Зимой садовая чаща представлялась черной, блестящей от сырости, взъерошенной и дрожащей от холодного ветра, и сквозь нее с улицы становился немного виден скрывшийся в ней павильон. Вместо цветов на ветках и вместо росы на цветах виднелись только длинные серебристые нити, проведенные слизняками по холодному густому ковру желтых листьев. Но во всех своих видах и во всякое время года — весной, зимой, летом и осенью — этот небольшой уголок огороженной земли дышал меланхолией, созерцанием, одиночеством, свободою, отсутствием человека, присутствием Бога, и старая заржавленная решетка имела такой вид, точно говорила прохожим: «Этот сад — мой».
Несмотря на то что возле сада тянулась парижская мостовая, несмотря на соседство классических роскошных отелей улицы Варенн и близость Дома Инвалидов и Палаты депутатов, несмотря на гул колес великолепных карет, торжественно катившихся по улицам Бургон и Сен-Доминик, находившихся тоже неподалеку, и на шум перекрещивавшихся на ближайшей площади желтых, коричневых, белых и красных омнибусов, несмотря на все это, улица Плюмэ была совершенно пустынной. Достаточно было смерти прежних владельцев, бури революции, разрушения былых состояний, отсутствия людей, погружения в забвение, сорока лет заброшенности и полной свободы, чтобы этот привилегированный уголок весь заселился папоротниками, царскими скипетрами, омегою, дикой гречихою, пышной травой, крупными, точно гофрированными, растениями с широкими бледно-зелеными, словно суконными, листьями, ящерицами, жучками и множеством других беспокойных быстрокрылых насекомых, чтобы вызвать из недр земли и распространить между четырьмя стенами ограды нечто величавое в своей первобытной дикости, чтобы природа, которая любит расстраивать мелкие предприятия людей и всегда устраивается по-своему лишь только дают ей волю, будь то в муравейнике или в гнезде орла, развернулась в этом жалком парижском садике с такою же силою и с таким же величием, как в девственных лесах Нового Света.

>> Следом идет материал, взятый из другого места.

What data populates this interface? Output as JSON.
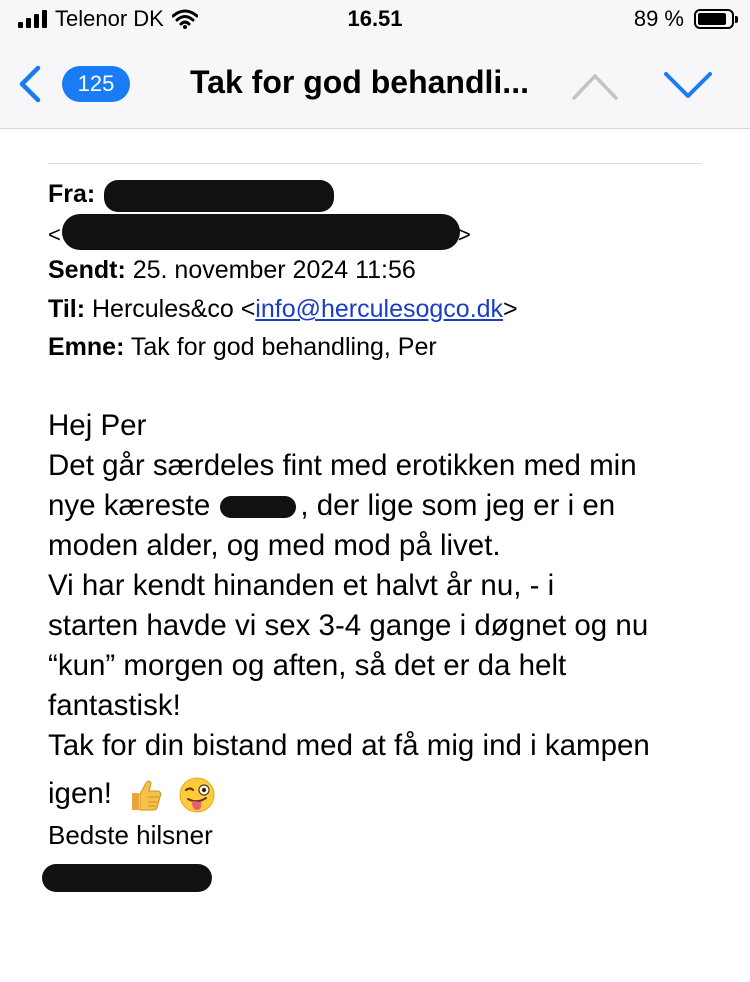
{
  "status_bar": {
    "carrier": "Telenor DK",
    "time": "16.51",
    "battery": "89 %",
    "battery_level": 0.89
  },
  "nav": {
    "unread_count": "125",
    "title": "Tak for god behandli...",
    "icons": [
      "chevron-left-icon",
      "chevron-up-icon",
      "chevron-down-icon"
    ]
  },
  "email": {
    "from_label": "Fra:",
    "sent_label": "Sendt:",
    "sent_value": "25. november 2024 11:56",
    "to_label": "Til:",
    "to_name": "Hercules&co",
    "to_lt": "<",
    "to_email": "info@herculesogco.dk",
    "to_gt": ">",
    "subject_label": "Emne:",
    "subject_value": "Tak for god behandling, Per",
    "greeting": "Hej Per",
    "line1": "Det går særdeles fint med erotikken med min",
    "line2a": "nye kæreste",
    "line2b": ", der lige som jeg er i en",
    "line3": "moden alder, og med mod på livet.",
    "line4": "Vi har kendt hinanden et halvt år nu, - i",
    "line5": "starten havde vi sex 3-4 gange i døgnet og nu",
    "line6": "“kun” morgen og aften, så det er da helt",
    "line7": "fantastisk!",
    "line8": "Tak for din bistand med at få mig ind i kampen",
    "line9": "igen!",
    "sign_off": "Bedste hilsner"
  },
  "colors": {
    "accent": "#1a7cf5",
    "link": "#1a3ec0"
  }
}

Действительно, в природе нет ничего мелкого и ничтожного. Это известно всякому, кто умеет проникать в ее тайны. Хотя любви к познанию не дается полного удовлетворения философией, которая так же неспособна вполне определить причину, как ограничить следствие, тем не менее философ неизбежно приходит в полный восторг при виде работы всех сил природы, стремящихся к единству, трудящихся одна для другой и вместе с тем для всех.